I’m not sure what I would have done. Would I have read and written and talked on the phone? Maybe. But my father once ripped the phone out the wall and threw it across the room because he didn’t want to talking on the phone to my friends. Would I have smoked all my pot immediately? (Obviously, yes.) Would I have stayed online, on Prodigy, all night, writing and emailing my friends in other states? Yes, at least until my father grounded me from the computer. But these are all things I did to survive my every day life. I’m not sure what would happen during if the pandemic struck while I was in high school. I just know that my every day life, would have become much, much worse.

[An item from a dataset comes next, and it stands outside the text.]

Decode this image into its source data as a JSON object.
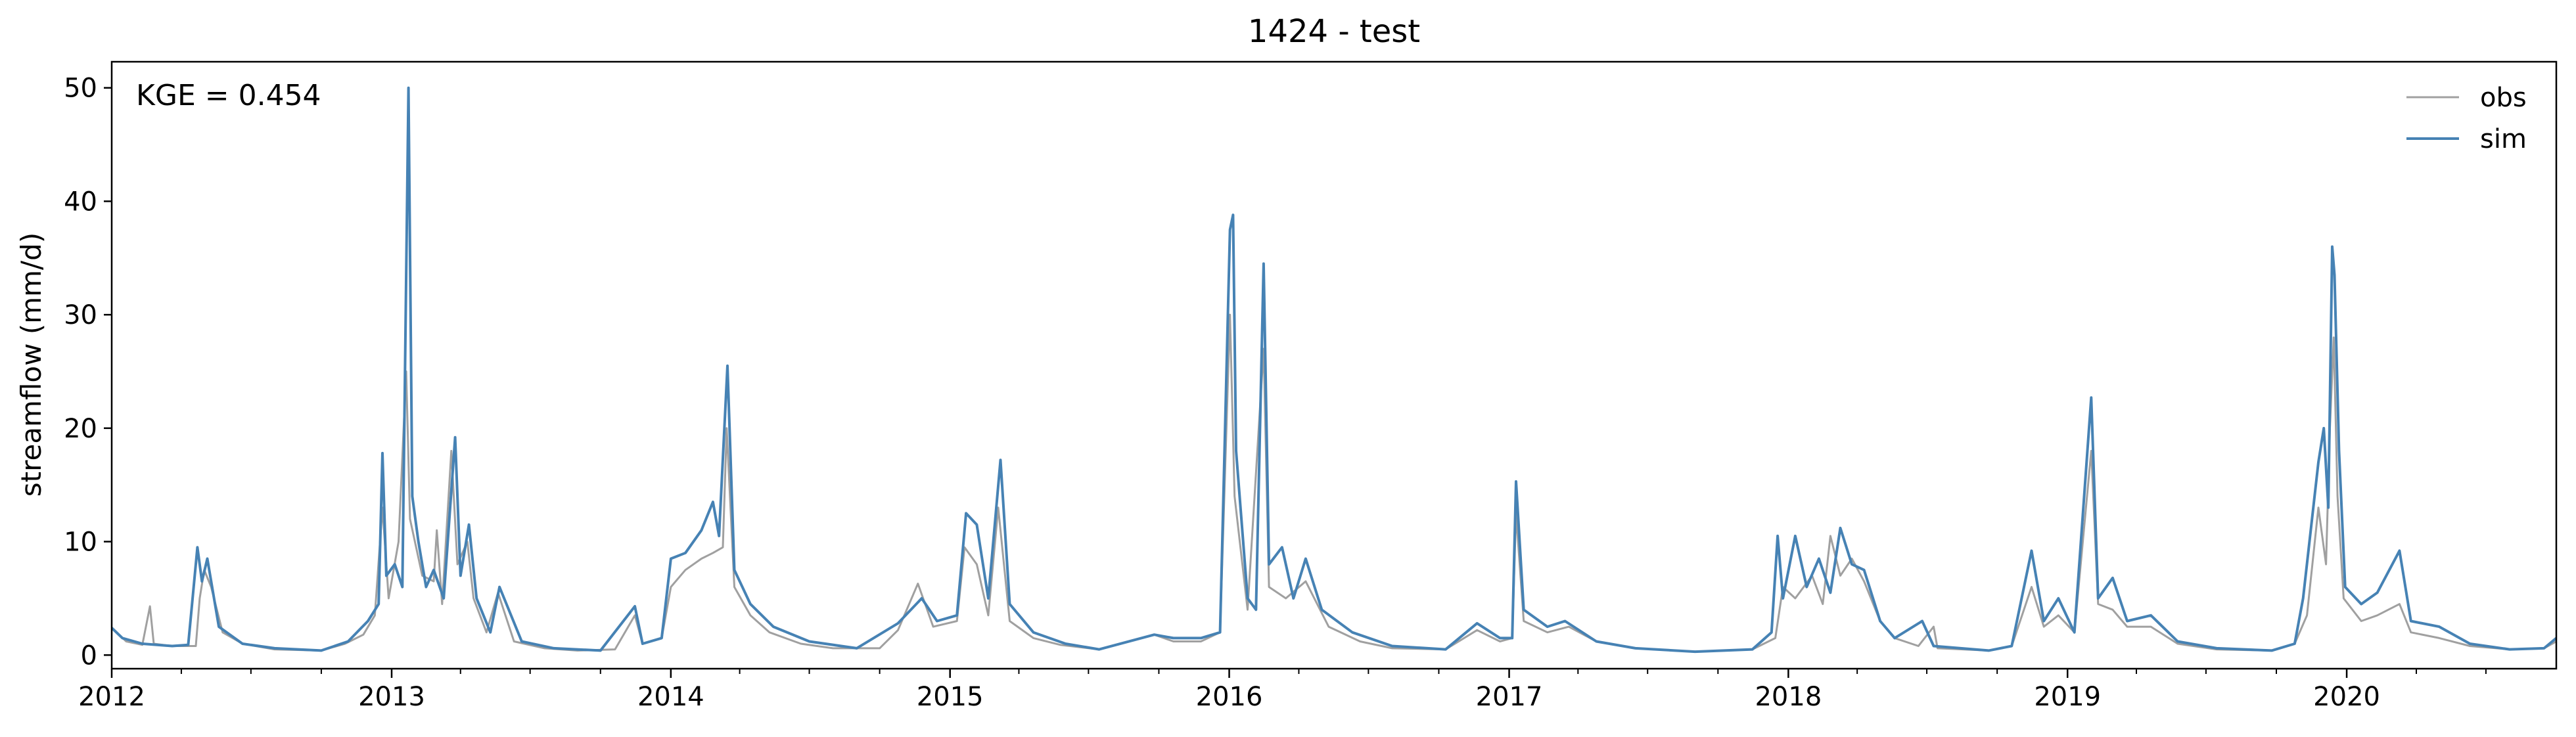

And while I’m currently lucky, I know a lot of people out there find themselves in situations that I have been in, and that they are now forced to live in those situations during this pandemic. And I don’t know what I can do to help other than try to describe those situations, so that people can understand, and take those situations into account, when making decisions. And if you’re in one of those situations, hold it. It will get better. Hold on to that. And don’t let go.